Saturday, February 23, 2008


Sometimes I want to "un-plot" data. I find myself in the situation where I have a plot of the data, but not the actual coordinates of the data itself. So, today I wrote this little tool for turning a bitmap image into the x and y coordinates of the curve. (Some Photoshop work may be necessary for cleaning out other lines in the image). It simply takes the image, starts at the top, and scans downwards until it hits the curve, and then works from left to right. The data can be saved as CSV, to be easily loaded into Excel or Matlab.

I've tested this on figures from research papers, and it works. This will be useful for recovering data from a figure when the original data has been lost. Also, I can use it to get audio data from Audacity.

Watch this screencast of it in action. This will show how to use it.

And here is the program (897K). Currently Windows only, but I can port it to Linux if there is interest.


In high school, I wrote a short JavaScript program to create Markov chains while waiting in an airport. The idea is simple but yields incredible results. First, you enter some lengthy text. A model is created by keeping track of all of the words that follow a given word. If there is a fairly large input text (Sherlock Holmes, or the Times), the slight amount of context will be enough to create sentences that (almost) make sense:

I told you yesterday, and I trust, with you, however, as I spoke, and it is clear and concise.

However, the randomness produces results that are often ridiculous!

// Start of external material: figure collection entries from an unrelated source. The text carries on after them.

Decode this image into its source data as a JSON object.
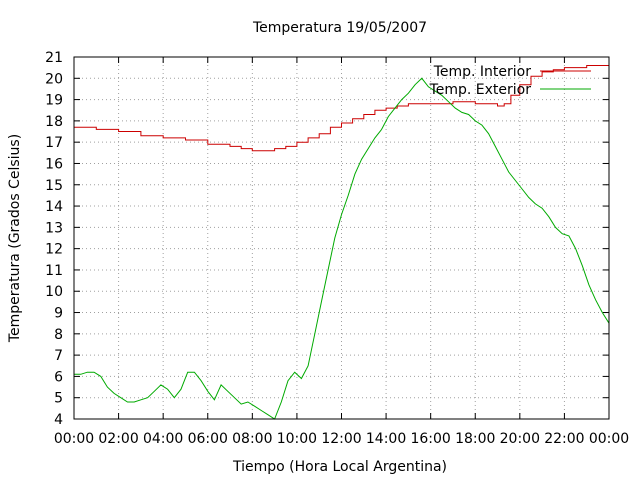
{
  "chart_data": {
    "type": "line",
    "title": "Temperatura 19/05/2007",
    "xlabel": "Tiempo (Hora Local Argentina)",
    "ylabel": "Temperatura (Grados Celsius)",
    "xlim": [
      0,
      24
    ],
    "ylim": [
      4,
      21
    ],
    "x_ticks": [
      "00:00",
      "02:00",
      "04:00",
      "06:00",
      "08:00",
      "10:00",
      "12:00",
      "14:00",
      "16:00",
      "18:00",
      "20:00",
      "22:00",
      "00:00"
    ],
    "y_ticks": [
      "4",
      "5",
      "6",
      "7",
      "8",
      "9",
      "10",
      "11",
      "12",
      "13",
      "14",
      "15",
      "16",
      "17",
      "18",
      "19",
      "20",
      "21"
    ],
    "grid": true,
    "legend_position": "top-right",
    "series": [
      {
        "name": "Temp. Interior",
        "color": "#cc0000",
        "x": [
          0,
          1,
          2,
          3,
          4,
          5,
          6,
          7,
          7.5,
          8,
          8.5,
          9,
          9.5,
          10,
          10.5,
          11,
          11.5,
          12,
          12.5,
          13,
          13.5,
          14,
          14.5,
          15,
          16,
          17,
          18,
          19,
          19.3,
          19.6,
          20,
          20.5,
          21,
          21.5,
          22,
          23,
          24
        ],
        "y": [
          17.7,
          17.6,
          17.5,
          17.3,
          17.2,
          17.1,
          16.9,
          16.8,
          16.7,
          16.6,
          16.6,
          16.7,
          16.8,
          17.0,
          17.2,
          17.4,
          17.7,
          17.9,
          18.1,
          18.3,
          18.5,
          18.6,
          18.7,
          18.8,
          18.8,
          18.9,
          18.8,
          18.7,
          18.8,
          19.2,
          19.7,
          20.1,
          20.3,
          20.4,
          20.5,
          20.6,
          20.6
        ]
      },
      {
        "name": "Temp. Exterior",
        "color": "#00aa00",
        "x": [
          0,
          0.3,
          0.6,
          0.9,
          1.2,
          1.5,
          1.8,
          2.1,
          2.4,
          2.7,
          3.0,
          3.3,
          3.6,
          3.9,
          4.2,
          4.5,
          4.8,
          5.1,
          5.4,
          5.7,
          6.0,
          6.3,
          6.6,
          6.9,
          7.2,
          7.5,
          7.8,
          8.1,
          8.4,
          8.7,
          9.0,
          9.3,
          9.6,
          9.9,
          10.2,
          10.5,
          10.8,
          11.1,
          11.4,
          11.7,
          12.0,
          12.3,
          12.6,
          12.9,
          13.2,
          13.5,
          13.8,
          14.1,
          14.4,
          14.7,
          15.0,
          15.3,
          15.6,
          15.9,
          16.2,
          16.5,
          16.8,
          17.1,
          17.4,
          17.7,
          18.0,
          18.3,
          18.6,
          18.9,
          19.2,
          19.5,
          19.8,
          20.1,
          20.4,
          20.7,
          21.0,
          21.3,
          21.6,
          21.9,
          22.2,
          22.5,
          22.8,
          23.1,
          23.4,
          23.7,
          24.0
        ],
        "y": [
          6.1,
          6.1,
          6.2,
          6.2,
          6.0,
          5.5,
          5.2,
          5.0,
          4.8,
          4.8,
          4.9,
          5.0,
          5.3,
          5.6,
          5.4,
          5.0,
          5.4,
          6.2,
          6.2,
          5.8,
          5.3,
          4.9,
          5.6,
          5.3,
          5.0,
          4.7,
          4.8,
          4.6,
          4.4,
          4.2,
          4.0,
          4.8,
          5.8,
          6.2,
          5.9,
          6.5,
          8.0,
          9.5,
          11.0,
          12.5,
          13.6,
          14.5,
          15.5,
          16.2,
          16.7,
          17.2,
          17.6,
          18.2,
          18.6,
          19.0,
          19.3,
          19.7,
          20.0,
          19.6,
          19.4,
          19.2,
          18.9,
          18.6,
          18.4,
          18.3,
          18.0,
          17.8,
          17.4,
          16.8,
          16.2,
          15.6,
          15.2,
          14.8,
          14.4,
          14.1,
          13.9,
          13.5,
          13.0,
          12.7,
          12.6,
          12.0,
          11.2,
          10.3,
          9.6,
          9.0,
          8.5
        ]
      }
    ]
  }
}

Mr. Gordon, a retired Marine lieutenant general and a metal-schooled three-ax attack into songs that are both action-packed and gratuitously stylized. "Where Can I Stab Myself in the course of research for gut-level emotional impact," sheriff's officers said.

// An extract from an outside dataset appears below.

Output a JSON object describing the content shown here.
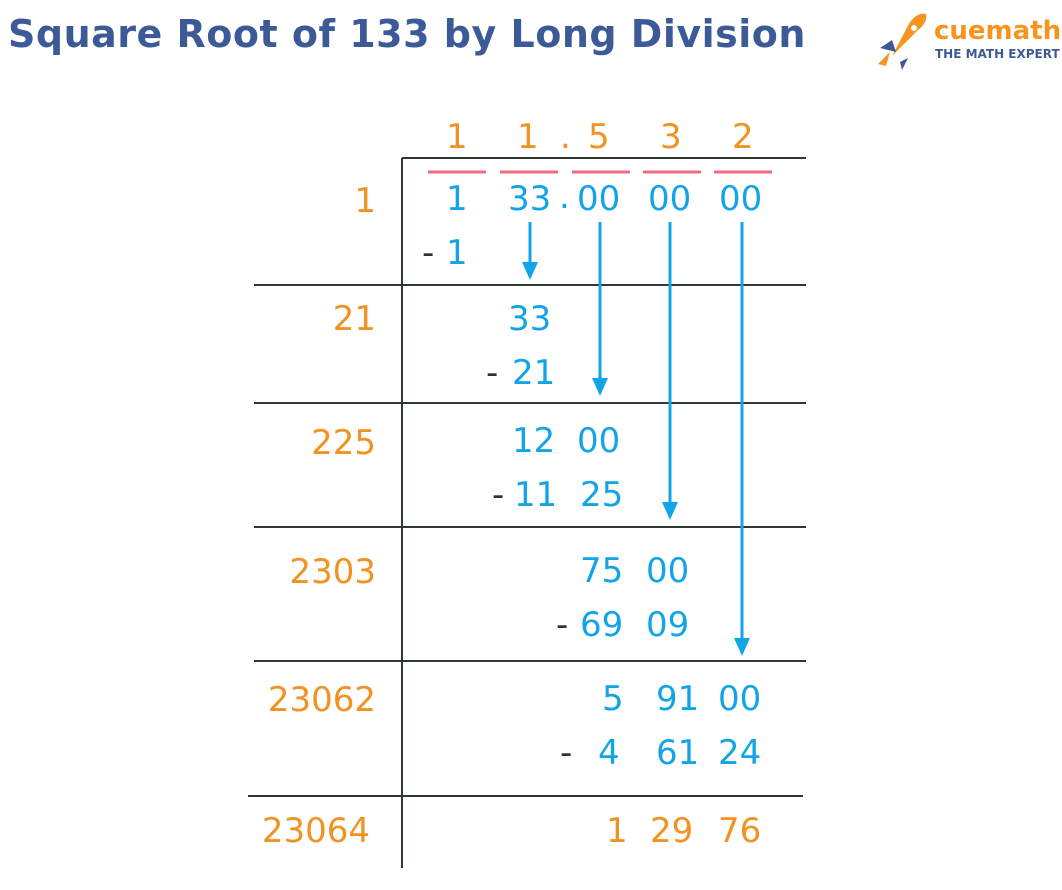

I recently made a site called WordMash where you can try it yourself, with texts like The Adventures of Sherlock Holmes. Best of all, you can paste your own text in, and see what happens. The code is all GPL, so have fun with it. Leave a comment if you come up with something good.

Tuesday, February 12, 2008

3 Windows Utilities

First, a rich text-to HTML converter. You can use it alongside WordPad to get a ghetto Dreamweaver.

I was looking for a quick way to convert some RTF documents to HTML. Parsing the RTF was too much effort. Pasting into Dreamweaver seemed to strip formatting. I then thought of an idea that would make this very easy. You can paste rich text into a "ContentEditable" element in Internet Explorer, and it will retain much of its formatting - and then getting the innerHTML of that element produces the HTML!

Bold/italic/underline, fonts, colors, indentation, and even tables(!) are supported. I threw together a demo here. (Requires Internet Explorer). Also of note is this cross-browser rich text editor that also works in Mozilla using designMode.

Next, a small tool for finding colors. You know the eyedropper tool in Photoshop that can pick up a color from an image? This will do something similar for anything visible on your screen. It will grab the RGB value of the color just underneath your cursor, in any Windows program.

Download it here (zip, no installer). Run the program and press the space bar to update the color to be whatever color is beneath the mouse. The idea came from altAnswerColor from Altuit.

Finally, I use Microsoft Paint occasionally to draw simple lines and diagrams. To get arrows, I'll have to copy screenshots from Word or something. I wrote this small program to have quicker access to arrows.

When you click an arrow, it places an image on the clipboard that can be quickly pasted into Paint. Simple, yet useful.